Estábamos tan próximos a descubrir la verdad…
Habíamos completado la primera fase, la Piedra Filosofal, tal como se la conocía en la alquimia, el residuo de polvo negro rojizo que conducía a todo lo demás, tal como llevaba creyendo desde que tenía diez años de edad. Aquello crearía el ser humano perfecto, acaso el primer paso en la manifestación de la civilización perfecta para cuya creación había sido diseñado aquel juego de ajedrez. Habíamos envuelto la piedra en cera de abeja y habíamos recogido el agua densa en el momento propicio del año.
Sabía que había llegado la hora. Me hallaba en la antesala de extender mi presente perfecto hacia un futuro infinitamente perfecto.
Tomé el polvo en mis manos.
Me bebí el elixir.
Y luego algo salió terriblemente mal.
Levanté la vista y vi a Haidée de pie en la puerta del laboratorio, con la mano en el corazón. Tenía los ojos plateados enormes y luminosos. Junto a ella, agarrando su mano con fuerza entre las suyas, se hallaba la última persona a la que esperaba ver allí: Kauri.
—¡No! —gritó mi esposa.
—Es demasiado tarde —dijo Kauri.
Nunca olvidaré aquella expresión de horrible angustia en el rostro de mi amigo. Me quedé mirándolos a los dos al otro lado de la sala. El tiempo que tardé en armarme de valor para hablar se me antojó una eternidad.
—¿Qué he hecho? —exclamé con voz entrecortada, al tiempo que el horror por mi acto egoísta empezaba a calar en mí.
—Has destruido toda esperanza —dijo Haidée.
Antes de poder darme cuenta de lo que había querido decir con sus palabras, mi esposa puso los ojos en blanco y se desmayó.

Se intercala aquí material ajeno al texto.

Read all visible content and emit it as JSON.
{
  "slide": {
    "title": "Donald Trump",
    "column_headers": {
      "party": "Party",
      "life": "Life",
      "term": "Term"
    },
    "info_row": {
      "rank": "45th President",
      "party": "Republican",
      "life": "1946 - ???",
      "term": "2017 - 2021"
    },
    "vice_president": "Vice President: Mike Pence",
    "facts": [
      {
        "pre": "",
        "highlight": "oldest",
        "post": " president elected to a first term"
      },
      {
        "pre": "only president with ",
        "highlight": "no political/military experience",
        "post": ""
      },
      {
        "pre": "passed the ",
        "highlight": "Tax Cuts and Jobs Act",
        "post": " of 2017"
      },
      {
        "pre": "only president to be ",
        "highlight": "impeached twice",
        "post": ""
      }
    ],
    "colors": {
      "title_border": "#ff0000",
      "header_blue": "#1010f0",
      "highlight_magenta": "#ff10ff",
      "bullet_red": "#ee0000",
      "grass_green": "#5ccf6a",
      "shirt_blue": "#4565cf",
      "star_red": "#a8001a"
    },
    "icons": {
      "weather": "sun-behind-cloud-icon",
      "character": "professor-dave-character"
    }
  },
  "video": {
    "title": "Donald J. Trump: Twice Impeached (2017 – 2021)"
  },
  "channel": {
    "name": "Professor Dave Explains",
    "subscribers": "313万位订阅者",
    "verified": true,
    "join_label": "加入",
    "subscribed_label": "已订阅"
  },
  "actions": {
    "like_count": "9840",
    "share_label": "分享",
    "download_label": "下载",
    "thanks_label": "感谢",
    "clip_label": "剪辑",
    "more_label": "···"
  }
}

Kauri la tomó en sus brazos para dejarla en el suelo y eché a correr para cruzar el laboratorio y ayudarlo, pero en cuanto llegué hasta ellos, el efecto de la poción se apoderó de mi organismo. Mareado, me senté en el suelo junto al cuerpo yacente de mi postrada esposa. Kauri, con su larga túnica, se agachó a nuestro lado.
—Nadie imaginó nunca que harías una cosa así —me dijo en tono solemne—. Tú eras el que había sido profetizado, como hasta mi padre sabía. Él creía que tú y tu madre, el Rey Blanco y la Reina Negra, tal vez podríais cumplir el cometido que invoca
El libro de la balanza
. Pero ahora me temo que lo máximo que podemos hacer es dispersar las piezas, protegerlas escondiendo de nuevo las que tenemos al menos, hasta que aparezca alguien más capaz de poner fin a este juego. Pero ahora ni siquiera tú puedes resolverlo, ahora que has bebido, ahora que has sucumbido a la sed interior que domina a la razón. Debe ser alguien que esté preparado para protegerlas para toda la eternidad si es necesario, sin la esperanza de cosechar la recompensa del ajedrez para su propio beneficio.

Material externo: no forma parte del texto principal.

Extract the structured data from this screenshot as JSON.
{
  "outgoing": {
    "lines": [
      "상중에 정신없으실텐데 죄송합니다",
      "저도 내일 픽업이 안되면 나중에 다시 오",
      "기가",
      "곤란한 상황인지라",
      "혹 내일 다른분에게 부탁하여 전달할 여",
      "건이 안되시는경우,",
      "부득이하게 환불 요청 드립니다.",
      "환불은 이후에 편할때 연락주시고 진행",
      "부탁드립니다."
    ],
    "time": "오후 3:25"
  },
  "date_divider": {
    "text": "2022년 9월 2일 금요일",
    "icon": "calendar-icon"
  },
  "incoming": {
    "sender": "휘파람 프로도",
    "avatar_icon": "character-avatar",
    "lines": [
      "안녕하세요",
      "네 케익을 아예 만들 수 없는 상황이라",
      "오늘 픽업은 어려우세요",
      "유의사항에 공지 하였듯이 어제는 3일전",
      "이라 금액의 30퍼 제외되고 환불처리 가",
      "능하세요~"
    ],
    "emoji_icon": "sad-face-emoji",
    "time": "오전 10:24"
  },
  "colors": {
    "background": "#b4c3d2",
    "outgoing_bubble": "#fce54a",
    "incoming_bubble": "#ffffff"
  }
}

—¿Para toda la eternidad? —pregunté, confuso—. ¿Quieres decir que si Haidée se bebe el elixir como he hecho yo, tendremos que vagar por la tierra para siempre, protegiendo estas piezas hasta que aparezca otra persona capaz de averiguar la respuesta más profunda del enigma?
—Haidée no —me dijo Kauri—. Ella nunca lo beberá. Desde el momento en que aceptó esta misión, cuando éramos sólo unos niños, no ha realizado ningún acto que sirviese sus propios intereses ni los de aquellos a los que amaba. Todo ha sido puesto al servicio de esa otra misión de rango más elevado para la que el propio ajedrez fue diseñado originalmente.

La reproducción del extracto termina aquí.